Das trifft es schon ganz gut ...... reicht das nicht ? Mir reicht das


----------



## Pico1184 (29 Dezember 2012)

- Ausbildung Mechatroniker
- 3 Jahre SPS Programmierer bzw. Hochsprachenentwickler unter .net und C#
- 2 Jahre Techniker Automatisierungstechnik
- 1,5 Jahre Abteilungsleiter Elektrotechnik / SPS Programmierung


----------



## UniMog (29 Dezember 2012)

Lipperlandstern schrieb:


> Das trifft es schon ganz gut ...... reicht das nicht ? Mir reicht das



Doch das reicht..... und wo kann man Deine Leistungen kaufen ???? Hab noch nie etwas Werbung von Dir gesehen....


----------



## UniMog (29 Dezember 2012)

Pico1184 schrieb:


> - Ausbildung Mechatroniker
> - 3 Jahre SPS Programmierer bzw. Hochsprachenentwickler unter .net und C#
> - 2 Jahre Techniker Automatisierungstechnik
> - 1,5 Jahre Abteilungsleiter Elektrotechnik / SPS Programmierung



Glück gehabt.... mit "relativ" wenig Berufsjahren zum Abteilungsleiter und dann noch Elektrotechnik......... Hut ab......


----------



## Tigerente1974 (29 Dezember 2012)

- Ausbildung Energieelektroniker Betriebstechnik
- Facharbeiter 11 Jahre
- Industriemeister E-Technik in Abendschule
- Seit 4 Jahren im Maschinenbau als Mädchen für alles


----------



## rostiger Nagel (29 Dezember 2012)

- Straßenfeger 3,5 Jahre
- Stellvertretender Kehrmaschinen Einweiser 2,5 Jahre
- Ausbildung zum Reinschmeißer der gelben Säcke in den Müllwagen 2,5 Jahre
- Reinschmeißer der gelben Säcke, Probezeit 3 Monate
- Probezeit nicht bestanden, Umschulung zum Milchkannenträger 2,5 Jahre
- Umschulung abgebrochen wegen Bandscheibenvorfall
- zur Zeit bei der Selbstfindung.


----------



## vollmi (29 Dezember 2012)

Schon krass was man so an SPS Material aus den gelben Säcken ziehen kann


----------



## MSB (29 Dezember 2012)

Was ist jetzt eigentlich die Intention des TE?
Kommt halt darauf an, von welcher Seite man das Pferd besteigen will,
möglich ist alles, sofern man von einem potentiellen Arbeitgeber die Chance dazu erhält.

Klassisch wäre dann halt Lehre (evtl. mit Weiterbildung) und/oder Studium (hier dann vom E-Technik über Maschinenbau bis ganz anderes).
Ich kenne z.B. auch einen Diplom-Chemiker, der Kläranlagen Regelungen programmiert, auch das ist möglich.
Und für jeden Weg würden mir jetzt mindestens 2 - 3 Leute einfallen, auf die das zutrifft.

Die div.

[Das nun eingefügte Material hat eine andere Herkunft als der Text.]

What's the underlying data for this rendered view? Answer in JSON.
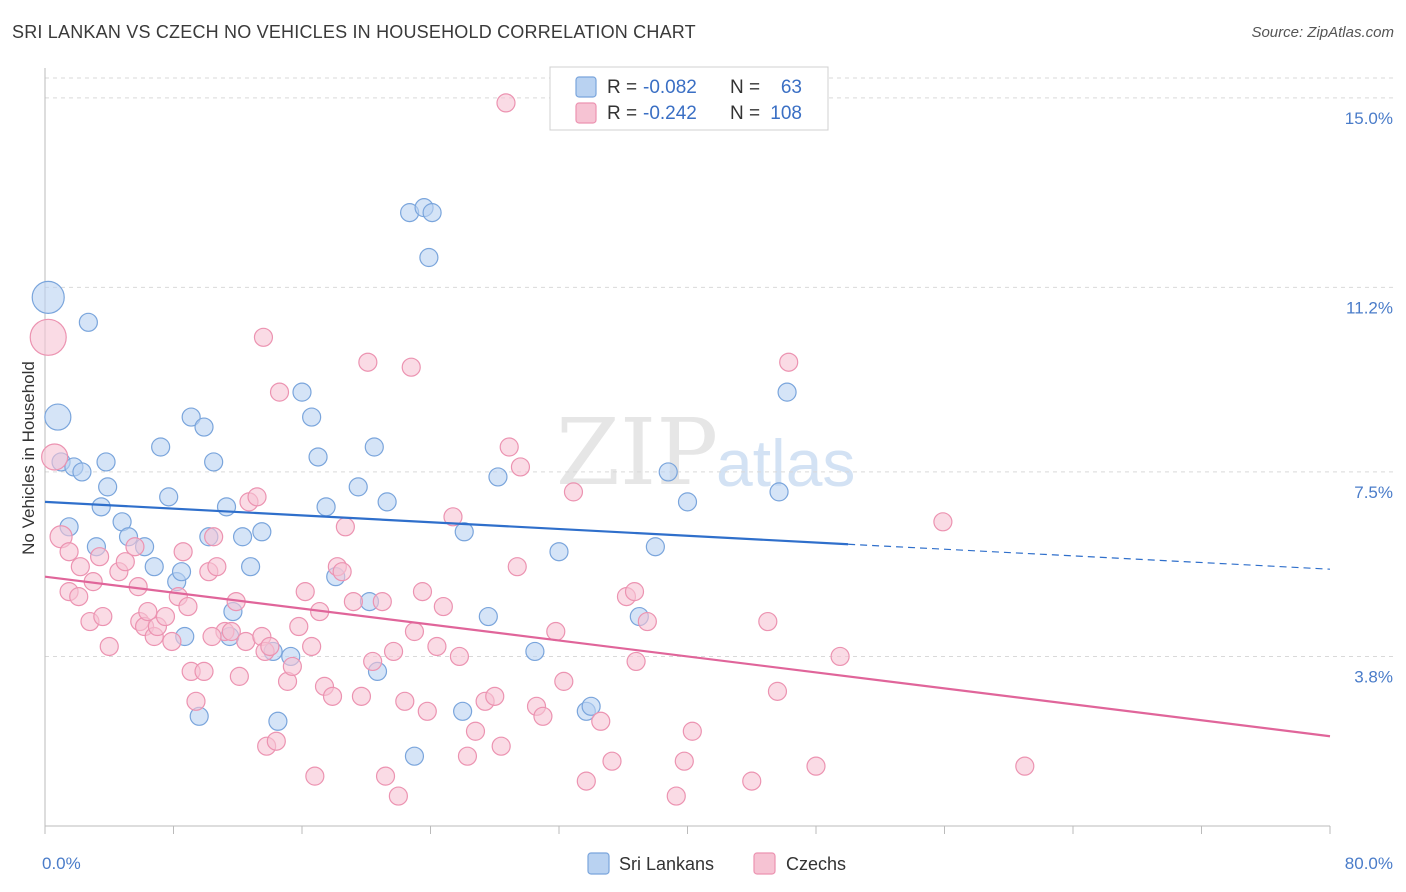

Lehrgänge Step7/WinCC ... sicherlich lustig, vielleicht auch für einen schnellen Einstieg sinnvoll, aber bei talentfreiheit ausgesprochen sinnlos,
und selbst dann maximal eine Grundlage und kilometerweit von Berufsrelevanten Belangen entfernt.

Mfg
Manuel


----------



## Toki0604 (29 Dezember 2012)

> möglich ist alles, sofern man von einem potentiellen Arbeitgeber die Chance dazu erhält.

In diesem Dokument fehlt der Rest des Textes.